Kazaa a 'blight on users machines'
Sharman Network's CTO has admitted, in an internal memo, that Kazaa will noticeably slow down users machines and affect other activities
An internal document written by Sharman Network's chief technology officer has revealed that the peer-to-peer provider's employees "hate" installing the Kazaa software because it has ill-effects on their computers.
According to a document entitled "Kazaa Technology 2004", written by Phil Morle, Sharman needs to be careful about installing too much adware on the user's computer upon the installation of the Kazaa software.
The document said the adware "slows down users' machines and can affect other activity such as browsing the Internet". Morle added in his statement "We are also adding increasing p2p networks to the users' machines. These are good value to users but they use more resources and create confusion for users as to what resources they are sharing and where this can be controlled."
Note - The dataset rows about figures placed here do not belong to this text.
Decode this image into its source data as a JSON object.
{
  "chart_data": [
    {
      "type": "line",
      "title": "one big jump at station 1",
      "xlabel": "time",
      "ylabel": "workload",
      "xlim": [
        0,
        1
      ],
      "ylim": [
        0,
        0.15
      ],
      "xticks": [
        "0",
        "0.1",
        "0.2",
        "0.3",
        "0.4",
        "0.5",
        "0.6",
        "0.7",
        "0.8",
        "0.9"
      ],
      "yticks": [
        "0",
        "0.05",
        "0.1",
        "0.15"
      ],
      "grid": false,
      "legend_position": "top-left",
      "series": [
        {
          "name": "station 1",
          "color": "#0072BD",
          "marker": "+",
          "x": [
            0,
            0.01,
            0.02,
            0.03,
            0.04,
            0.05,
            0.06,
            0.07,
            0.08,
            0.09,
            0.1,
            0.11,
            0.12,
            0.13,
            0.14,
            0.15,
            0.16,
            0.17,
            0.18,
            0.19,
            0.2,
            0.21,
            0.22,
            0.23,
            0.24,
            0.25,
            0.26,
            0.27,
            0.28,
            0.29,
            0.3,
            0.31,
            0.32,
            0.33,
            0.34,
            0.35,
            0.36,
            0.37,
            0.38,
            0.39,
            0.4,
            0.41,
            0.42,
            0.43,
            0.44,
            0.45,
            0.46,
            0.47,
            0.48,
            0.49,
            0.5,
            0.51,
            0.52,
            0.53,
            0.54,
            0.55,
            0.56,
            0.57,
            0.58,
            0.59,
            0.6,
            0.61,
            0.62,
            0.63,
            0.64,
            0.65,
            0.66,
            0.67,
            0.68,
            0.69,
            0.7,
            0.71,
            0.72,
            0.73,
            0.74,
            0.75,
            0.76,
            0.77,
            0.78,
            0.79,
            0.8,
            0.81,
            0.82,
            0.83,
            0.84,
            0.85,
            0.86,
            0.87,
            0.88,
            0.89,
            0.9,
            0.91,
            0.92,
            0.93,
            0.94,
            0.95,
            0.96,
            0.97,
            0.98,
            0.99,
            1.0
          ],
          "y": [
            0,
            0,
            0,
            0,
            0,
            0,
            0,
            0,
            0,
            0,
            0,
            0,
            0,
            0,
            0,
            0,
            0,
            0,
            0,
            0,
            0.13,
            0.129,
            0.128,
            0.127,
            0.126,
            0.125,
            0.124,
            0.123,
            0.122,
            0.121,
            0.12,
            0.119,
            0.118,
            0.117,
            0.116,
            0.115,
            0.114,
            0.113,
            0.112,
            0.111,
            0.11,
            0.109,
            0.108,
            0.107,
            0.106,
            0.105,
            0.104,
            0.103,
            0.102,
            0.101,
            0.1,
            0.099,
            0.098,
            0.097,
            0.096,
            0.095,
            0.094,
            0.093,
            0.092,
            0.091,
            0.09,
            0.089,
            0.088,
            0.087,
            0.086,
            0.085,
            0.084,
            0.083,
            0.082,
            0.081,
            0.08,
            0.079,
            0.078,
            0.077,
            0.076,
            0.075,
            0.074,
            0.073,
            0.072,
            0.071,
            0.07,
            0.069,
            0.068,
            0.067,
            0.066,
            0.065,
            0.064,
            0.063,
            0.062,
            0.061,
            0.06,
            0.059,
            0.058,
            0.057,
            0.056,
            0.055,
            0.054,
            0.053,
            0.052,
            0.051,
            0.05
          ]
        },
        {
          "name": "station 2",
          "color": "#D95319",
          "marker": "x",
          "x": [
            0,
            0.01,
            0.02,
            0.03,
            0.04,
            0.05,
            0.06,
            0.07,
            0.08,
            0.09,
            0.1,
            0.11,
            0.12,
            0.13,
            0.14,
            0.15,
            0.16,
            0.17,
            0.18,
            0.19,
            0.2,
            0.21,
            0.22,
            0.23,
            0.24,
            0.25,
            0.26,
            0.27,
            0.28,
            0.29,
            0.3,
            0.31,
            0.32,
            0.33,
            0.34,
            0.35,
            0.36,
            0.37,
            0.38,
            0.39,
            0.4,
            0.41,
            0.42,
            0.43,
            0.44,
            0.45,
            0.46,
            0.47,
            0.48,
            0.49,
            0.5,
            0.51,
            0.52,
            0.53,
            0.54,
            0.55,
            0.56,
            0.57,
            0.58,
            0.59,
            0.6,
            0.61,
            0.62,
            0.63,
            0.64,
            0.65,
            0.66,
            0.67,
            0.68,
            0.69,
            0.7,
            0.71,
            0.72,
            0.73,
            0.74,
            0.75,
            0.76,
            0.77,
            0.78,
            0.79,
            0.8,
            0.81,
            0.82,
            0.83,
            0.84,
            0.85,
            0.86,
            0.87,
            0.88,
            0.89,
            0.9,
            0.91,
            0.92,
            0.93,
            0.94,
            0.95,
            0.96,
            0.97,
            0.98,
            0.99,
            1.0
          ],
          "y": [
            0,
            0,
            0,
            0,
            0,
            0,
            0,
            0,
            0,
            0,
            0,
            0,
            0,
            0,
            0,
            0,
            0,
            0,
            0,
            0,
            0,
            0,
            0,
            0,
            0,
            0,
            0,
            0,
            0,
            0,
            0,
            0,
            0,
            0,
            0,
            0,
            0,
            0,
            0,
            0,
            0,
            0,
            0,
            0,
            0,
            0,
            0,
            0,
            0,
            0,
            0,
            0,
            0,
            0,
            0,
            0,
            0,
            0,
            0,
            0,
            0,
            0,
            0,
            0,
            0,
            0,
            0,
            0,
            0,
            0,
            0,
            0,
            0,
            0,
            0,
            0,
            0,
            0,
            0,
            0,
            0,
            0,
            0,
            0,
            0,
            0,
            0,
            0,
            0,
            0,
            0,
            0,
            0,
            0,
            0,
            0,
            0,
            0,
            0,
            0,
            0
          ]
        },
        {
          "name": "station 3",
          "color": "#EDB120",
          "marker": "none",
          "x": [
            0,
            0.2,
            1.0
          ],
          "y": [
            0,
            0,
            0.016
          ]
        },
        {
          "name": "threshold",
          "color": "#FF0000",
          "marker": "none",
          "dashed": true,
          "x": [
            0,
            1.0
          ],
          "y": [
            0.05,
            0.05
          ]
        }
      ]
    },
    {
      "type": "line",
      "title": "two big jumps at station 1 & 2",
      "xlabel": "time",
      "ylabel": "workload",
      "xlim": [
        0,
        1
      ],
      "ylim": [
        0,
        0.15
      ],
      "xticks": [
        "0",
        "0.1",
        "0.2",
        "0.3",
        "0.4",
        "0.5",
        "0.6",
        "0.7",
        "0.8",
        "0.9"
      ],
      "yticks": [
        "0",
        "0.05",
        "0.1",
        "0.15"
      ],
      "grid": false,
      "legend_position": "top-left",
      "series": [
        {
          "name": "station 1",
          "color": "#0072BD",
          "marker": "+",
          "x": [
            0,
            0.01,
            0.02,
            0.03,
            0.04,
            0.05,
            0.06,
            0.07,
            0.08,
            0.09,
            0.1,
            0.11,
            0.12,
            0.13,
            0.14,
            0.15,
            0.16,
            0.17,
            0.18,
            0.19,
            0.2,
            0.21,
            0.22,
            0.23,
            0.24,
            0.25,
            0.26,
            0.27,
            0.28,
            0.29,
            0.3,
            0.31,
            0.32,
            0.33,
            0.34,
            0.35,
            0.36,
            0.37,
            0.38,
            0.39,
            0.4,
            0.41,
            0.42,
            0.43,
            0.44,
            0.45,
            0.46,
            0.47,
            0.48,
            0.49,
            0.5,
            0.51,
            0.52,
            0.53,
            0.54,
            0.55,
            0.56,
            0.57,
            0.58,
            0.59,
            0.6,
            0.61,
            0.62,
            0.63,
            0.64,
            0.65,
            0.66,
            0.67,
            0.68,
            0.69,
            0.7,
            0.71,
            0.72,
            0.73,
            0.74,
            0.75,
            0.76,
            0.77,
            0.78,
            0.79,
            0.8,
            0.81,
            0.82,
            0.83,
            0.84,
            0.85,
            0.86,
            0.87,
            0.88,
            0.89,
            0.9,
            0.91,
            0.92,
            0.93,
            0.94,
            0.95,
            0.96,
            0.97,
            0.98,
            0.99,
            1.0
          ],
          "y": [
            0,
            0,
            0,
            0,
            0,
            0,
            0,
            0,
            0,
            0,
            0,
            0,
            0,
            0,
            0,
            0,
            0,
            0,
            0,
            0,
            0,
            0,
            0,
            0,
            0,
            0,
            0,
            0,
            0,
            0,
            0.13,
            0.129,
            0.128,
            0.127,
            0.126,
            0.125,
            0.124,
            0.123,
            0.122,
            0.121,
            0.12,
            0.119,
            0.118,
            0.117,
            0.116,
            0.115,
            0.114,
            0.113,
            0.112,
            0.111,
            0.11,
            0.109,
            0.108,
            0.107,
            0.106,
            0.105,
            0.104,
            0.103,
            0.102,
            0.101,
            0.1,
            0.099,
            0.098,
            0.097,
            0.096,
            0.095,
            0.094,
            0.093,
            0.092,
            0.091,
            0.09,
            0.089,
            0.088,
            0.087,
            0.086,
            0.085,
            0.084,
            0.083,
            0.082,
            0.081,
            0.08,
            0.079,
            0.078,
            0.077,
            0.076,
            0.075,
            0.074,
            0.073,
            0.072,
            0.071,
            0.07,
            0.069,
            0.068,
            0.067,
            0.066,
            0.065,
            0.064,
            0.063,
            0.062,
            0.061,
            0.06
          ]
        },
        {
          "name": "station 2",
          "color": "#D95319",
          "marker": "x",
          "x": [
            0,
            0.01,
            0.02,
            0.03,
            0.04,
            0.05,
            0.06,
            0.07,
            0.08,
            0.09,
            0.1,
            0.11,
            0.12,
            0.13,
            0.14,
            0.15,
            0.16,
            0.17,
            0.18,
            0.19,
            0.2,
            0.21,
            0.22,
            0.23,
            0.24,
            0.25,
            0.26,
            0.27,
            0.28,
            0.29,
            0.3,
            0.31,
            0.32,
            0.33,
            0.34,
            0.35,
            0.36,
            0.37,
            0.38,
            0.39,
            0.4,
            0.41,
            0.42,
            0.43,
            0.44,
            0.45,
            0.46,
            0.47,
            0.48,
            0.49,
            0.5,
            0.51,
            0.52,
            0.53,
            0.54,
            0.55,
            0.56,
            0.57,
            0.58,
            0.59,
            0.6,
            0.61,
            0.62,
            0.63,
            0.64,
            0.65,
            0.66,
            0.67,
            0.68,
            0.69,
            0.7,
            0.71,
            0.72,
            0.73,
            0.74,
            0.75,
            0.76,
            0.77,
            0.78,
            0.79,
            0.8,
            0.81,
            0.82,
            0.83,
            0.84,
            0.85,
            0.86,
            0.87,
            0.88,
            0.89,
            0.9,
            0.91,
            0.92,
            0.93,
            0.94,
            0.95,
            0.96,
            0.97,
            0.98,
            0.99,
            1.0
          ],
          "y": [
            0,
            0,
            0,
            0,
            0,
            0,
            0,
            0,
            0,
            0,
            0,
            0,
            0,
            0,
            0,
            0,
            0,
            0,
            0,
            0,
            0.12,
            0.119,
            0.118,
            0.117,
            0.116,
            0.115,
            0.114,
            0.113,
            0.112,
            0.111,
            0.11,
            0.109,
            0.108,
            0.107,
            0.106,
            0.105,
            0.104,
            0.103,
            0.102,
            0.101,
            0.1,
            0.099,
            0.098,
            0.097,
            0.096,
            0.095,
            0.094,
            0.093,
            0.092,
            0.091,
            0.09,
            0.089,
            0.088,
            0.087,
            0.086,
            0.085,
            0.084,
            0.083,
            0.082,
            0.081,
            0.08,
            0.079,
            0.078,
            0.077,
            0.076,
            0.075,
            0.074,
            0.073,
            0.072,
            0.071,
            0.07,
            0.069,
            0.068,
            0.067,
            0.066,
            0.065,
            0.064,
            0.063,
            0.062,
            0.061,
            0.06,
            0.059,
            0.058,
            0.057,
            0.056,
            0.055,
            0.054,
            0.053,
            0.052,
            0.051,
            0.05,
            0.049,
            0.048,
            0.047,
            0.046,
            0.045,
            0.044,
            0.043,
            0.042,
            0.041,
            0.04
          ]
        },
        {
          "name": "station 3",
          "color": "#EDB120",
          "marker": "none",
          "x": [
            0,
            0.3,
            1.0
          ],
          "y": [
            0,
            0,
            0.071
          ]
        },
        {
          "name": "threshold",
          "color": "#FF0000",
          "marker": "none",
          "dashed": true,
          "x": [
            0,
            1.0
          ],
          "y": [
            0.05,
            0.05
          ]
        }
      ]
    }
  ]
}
Morle continued saying that these two issues could be reasons why Kazaa "loses users by over-stepping the mark" and that the company should base this by looking at how many employees at Sharman Networks refuse to install the p2p software.
"Consider how many people that work for Sharman Networks and its partners that hate installing Kazaa on their machine," Morle said in the document.
Australian record labels Universal Music Australia, EMI, Sony/BMG, Warner, Festival Mushroom and 25 additional applicants are suing Sharman and associated parties -- including Brilliant Digital Entertainment, Altnet, Sharman Networks CEO Nikki Hemming and others -- over alleged music copyright infringement made through the Kazaa software.
The document also stated the company's awareness of the legal risks involved with the technology.
"Our competitors are taking risks legally, but delivering compelling consumer solutions. We need confidence in what we do and must take similar leaps of faith. eDonkey is not yet being sued and is in a strong position to out-innovate us," Morle wrote.
The Australian record companies believe that Sharman is misrepresenting when it claimed that "the performance of a personal computer will not be, or is unlikely to be, noticeably affected by its functioning as a supernode for the purposes of the Kazaa software."
The document is part of the bundle for which a request for confidentiality was rejected by Justice Murray Wilcox this week.